Kuromiya would say later, “The white middle-class outlook of the earlier [homophile] groups, which thought that everything in America would be fine if people only treated homosexuals better, wasn’t what we were all about. …We wanted to stand with the poor, with women, with people of color, with the antiwar people, to bring the whole corrupt thing down.”

In the mid-1970s, Kuromiya survived a battle with lung cancer and soon after began touring the country with Buckminster Fuller through 1983 when Fuller died. Kuromiya collaborated on six books with Fuller. As Kuromiya told Stein, “I really believe that activism is therapeutic.”

The 1980s led Kuromiya into AIDS activism as the founder of the Philadelphia chapter of the direct action activist organization, ACT UP (the AIDS Coalition to Unleash Power). In 1989, Kuromiya was diagnosed with AIDS, which intensified his activism. He repeatedly said, “Information is power, “ and founded the Critical Path Project, an HIV/AIDS resource organization that provided information and a 24-hour hotline for the Philadelphia gay community. The Critical Path newsletter, one of the earliest and most comprehensive sources of HIV treatment information, was mailed to thousands of people living with HIV worldwide. Kuromiya also sent newsletters to hundreds of incarcerated individuals to ensure their access to up-to-date treatment information.

Kuromiya was a pioneer of national and international AIDS research advocacy, and his loving and compassionate mentoring and care for hundreds of people living with HIV was world-renowned. Kiyoshi was the editor of the ACT UP Standard of Care, the first standard of care for people living with HIV produced by PWAs.

During the 1990s, he was involved in several impact litigation cases: a successful lawsuit against the Communications Decency Act to maintain the right of free speech on the internet and Kuromiya vs. The United States of America, a Supreme Court case in which he argued for the legalization of marijuana for medical use by people with AIDS. In 1993, Kuromiya was arrested after protesting at the Capitol in Washington, D.C. and at the White House on behalf of people with AIDS.

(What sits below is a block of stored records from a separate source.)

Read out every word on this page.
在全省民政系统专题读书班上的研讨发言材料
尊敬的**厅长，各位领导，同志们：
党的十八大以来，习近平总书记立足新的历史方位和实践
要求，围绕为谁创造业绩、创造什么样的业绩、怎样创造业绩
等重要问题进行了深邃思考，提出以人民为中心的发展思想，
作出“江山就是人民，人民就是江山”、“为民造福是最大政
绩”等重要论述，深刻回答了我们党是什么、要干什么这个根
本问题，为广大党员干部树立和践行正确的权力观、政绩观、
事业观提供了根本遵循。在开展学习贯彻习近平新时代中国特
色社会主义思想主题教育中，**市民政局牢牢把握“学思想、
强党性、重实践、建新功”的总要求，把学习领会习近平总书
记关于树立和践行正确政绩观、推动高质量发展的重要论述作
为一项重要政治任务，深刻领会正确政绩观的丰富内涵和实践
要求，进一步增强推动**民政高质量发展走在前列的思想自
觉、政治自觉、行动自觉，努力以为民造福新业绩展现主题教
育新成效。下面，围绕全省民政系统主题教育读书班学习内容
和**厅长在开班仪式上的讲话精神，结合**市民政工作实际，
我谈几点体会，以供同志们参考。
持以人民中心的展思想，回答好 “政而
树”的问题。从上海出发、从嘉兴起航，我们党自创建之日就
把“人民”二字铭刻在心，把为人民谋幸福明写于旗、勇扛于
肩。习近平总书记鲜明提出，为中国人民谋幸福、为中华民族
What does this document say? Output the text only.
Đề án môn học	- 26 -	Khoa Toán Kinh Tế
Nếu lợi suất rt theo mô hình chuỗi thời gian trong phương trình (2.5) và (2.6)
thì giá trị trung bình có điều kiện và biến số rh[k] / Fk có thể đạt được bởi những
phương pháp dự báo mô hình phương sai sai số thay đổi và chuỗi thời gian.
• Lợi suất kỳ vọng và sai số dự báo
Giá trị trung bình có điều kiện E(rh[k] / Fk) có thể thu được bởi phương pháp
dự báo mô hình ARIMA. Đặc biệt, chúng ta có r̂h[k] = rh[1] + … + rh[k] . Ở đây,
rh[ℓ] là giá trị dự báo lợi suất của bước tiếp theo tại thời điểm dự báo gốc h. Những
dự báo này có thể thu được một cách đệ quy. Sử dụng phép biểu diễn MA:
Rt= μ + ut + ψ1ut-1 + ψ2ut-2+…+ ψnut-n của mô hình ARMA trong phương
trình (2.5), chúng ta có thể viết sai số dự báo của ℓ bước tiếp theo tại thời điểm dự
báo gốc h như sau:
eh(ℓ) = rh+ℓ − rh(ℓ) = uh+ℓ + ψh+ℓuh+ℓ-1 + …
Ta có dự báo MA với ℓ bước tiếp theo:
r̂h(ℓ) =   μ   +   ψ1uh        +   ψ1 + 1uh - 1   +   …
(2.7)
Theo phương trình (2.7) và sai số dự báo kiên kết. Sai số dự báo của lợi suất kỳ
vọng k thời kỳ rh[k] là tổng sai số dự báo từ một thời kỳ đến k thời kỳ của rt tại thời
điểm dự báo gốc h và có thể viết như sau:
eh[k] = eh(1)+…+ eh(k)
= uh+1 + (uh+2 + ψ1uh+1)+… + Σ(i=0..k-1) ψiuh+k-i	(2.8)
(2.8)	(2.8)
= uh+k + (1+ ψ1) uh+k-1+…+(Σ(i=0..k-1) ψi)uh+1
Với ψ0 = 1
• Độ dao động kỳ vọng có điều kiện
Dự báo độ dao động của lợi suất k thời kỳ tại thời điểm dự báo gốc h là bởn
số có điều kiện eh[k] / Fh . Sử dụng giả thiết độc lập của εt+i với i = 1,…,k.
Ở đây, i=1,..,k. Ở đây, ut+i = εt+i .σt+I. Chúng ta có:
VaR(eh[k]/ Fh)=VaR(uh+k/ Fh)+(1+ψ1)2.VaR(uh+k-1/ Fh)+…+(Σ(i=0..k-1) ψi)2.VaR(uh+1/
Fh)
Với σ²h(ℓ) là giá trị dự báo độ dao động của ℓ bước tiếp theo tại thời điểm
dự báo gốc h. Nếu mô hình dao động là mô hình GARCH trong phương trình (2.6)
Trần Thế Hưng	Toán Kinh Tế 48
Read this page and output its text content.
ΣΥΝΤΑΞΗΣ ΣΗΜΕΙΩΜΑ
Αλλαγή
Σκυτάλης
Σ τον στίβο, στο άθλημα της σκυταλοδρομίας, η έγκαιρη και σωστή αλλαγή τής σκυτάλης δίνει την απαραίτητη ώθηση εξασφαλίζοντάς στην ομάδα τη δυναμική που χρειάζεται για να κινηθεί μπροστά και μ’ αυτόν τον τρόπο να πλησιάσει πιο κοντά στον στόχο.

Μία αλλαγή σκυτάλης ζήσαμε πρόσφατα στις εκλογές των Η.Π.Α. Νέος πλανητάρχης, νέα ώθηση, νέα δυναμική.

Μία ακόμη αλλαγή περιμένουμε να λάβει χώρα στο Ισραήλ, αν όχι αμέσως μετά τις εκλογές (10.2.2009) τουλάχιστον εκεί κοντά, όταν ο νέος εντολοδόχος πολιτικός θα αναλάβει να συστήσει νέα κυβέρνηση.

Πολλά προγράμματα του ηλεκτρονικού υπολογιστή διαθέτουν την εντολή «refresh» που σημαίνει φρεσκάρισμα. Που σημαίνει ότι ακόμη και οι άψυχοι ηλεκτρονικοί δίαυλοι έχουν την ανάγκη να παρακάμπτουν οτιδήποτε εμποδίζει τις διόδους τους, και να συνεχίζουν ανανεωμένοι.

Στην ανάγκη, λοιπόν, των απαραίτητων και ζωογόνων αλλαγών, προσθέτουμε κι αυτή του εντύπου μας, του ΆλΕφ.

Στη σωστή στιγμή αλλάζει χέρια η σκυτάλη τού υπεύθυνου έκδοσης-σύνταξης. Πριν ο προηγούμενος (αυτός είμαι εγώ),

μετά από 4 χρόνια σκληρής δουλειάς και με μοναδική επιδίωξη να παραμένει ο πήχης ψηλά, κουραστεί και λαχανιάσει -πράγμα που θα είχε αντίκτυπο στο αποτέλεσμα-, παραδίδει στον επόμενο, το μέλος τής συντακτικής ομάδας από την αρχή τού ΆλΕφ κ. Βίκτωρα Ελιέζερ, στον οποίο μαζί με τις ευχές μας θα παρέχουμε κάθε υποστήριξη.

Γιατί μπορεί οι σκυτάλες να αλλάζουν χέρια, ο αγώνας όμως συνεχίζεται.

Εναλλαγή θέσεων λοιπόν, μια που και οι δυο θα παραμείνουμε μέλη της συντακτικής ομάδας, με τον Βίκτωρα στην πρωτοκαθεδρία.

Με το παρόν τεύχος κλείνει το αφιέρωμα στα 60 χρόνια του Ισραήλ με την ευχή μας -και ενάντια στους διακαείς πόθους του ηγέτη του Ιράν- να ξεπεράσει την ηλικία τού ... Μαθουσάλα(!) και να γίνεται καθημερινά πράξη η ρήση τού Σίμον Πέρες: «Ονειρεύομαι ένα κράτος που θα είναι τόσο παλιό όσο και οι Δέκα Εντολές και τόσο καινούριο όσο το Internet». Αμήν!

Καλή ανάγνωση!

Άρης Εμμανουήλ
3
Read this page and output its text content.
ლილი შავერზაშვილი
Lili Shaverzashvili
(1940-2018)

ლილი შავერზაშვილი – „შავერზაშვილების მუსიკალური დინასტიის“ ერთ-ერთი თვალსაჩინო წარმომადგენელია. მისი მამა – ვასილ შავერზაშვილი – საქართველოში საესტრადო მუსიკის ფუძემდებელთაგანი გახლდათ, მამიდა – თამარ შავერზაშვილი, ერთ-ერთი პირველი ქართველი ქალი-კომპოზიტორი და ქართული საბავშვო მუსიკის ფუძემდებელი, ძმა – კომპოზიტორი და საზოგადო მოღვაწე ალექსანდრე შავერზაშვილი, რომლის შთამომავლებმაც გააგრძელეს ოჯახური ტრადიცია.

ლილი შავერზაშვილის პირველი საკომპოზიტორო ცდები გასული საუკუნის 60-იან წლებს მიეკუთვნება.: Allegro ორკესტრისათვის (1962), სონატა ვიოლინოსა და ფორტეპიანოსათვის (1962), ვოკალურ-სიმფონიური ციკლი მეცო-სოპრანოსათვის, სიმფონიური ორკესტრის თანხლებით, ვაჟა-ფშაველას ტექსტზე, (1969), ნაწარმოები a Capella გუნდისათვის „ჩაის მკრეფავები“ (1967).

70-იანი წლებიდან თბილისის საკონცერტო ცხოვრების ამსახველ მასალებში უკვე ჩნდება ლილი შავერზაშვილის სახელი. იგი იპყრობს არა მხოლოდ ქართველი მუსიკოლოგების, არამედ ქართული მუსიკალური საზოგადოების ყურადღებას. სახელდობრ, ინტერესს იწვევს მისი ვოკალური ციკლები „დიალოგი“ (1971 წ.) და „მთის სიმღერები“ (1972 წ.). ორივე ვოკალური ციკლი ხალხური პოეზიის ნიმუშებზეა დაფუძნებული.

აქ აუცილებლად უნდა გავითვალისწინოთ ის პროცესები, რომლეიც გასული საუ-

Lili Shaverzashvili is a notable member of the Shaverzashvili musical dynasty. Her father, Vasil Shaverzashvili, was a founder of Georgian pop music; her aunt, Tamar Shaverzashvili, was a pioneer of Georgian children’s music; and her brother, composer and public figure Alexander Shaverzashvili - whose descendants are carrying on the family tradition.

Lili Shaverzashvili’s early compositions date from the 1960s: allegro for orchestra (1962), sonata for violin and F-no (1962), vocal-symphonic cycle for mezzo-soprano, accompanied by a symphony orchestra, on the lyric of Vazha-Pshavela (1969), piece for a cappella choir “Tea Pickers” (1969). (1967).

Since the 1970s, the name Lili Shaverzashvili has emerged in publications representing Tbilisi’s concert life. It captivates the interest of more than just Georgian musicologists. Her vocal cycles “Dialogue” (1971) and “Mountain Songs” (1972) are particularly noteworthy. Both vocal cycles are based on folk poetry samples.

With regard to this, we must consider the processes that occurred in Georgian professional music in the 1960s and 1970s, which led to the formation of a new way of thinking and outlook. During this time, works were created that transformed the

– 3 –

“I’m in the back of the police van on the way to the police station from the White House. We were mostly people with AIDS in that van and one of the plastic handcuffs were on too tight and was cutting off circulation and this person was scared, so of course I slipped out of my handcuffs. And of course, everyone thought I was Houdini at the time. I said, ‘No, I’m used to this. I know exactly what positions to put my hands in as they’re putting them on, and I can get out of it.’ I borrowed someone’s nail clippers and got everyone else’s off.”

Philadelphia author, activist and archivist, Tommi Avicolli Mecca was a close friend of Kuromiya’s. He summed up Kuromiya’s activism succinctly. “Kiyoshi was a lifelong activist who saw the intersectionality of issues, cofounding Philadelphia GLF, going south on the freedom rides, marching with King in Selma, opposing the war in Vietnam and all war, and, of course, fighting against AIDS in the 80s and 90s.”

Avicolli Mecca added that Kuromiya’s work was broad, encompassing and fundamentally queer, “Kiyoshi wasn’t about assimilating into the dominant heterosexual culture. He was about changing a system that oppresses so many people that put profits over human needs. That will always be his legacy.”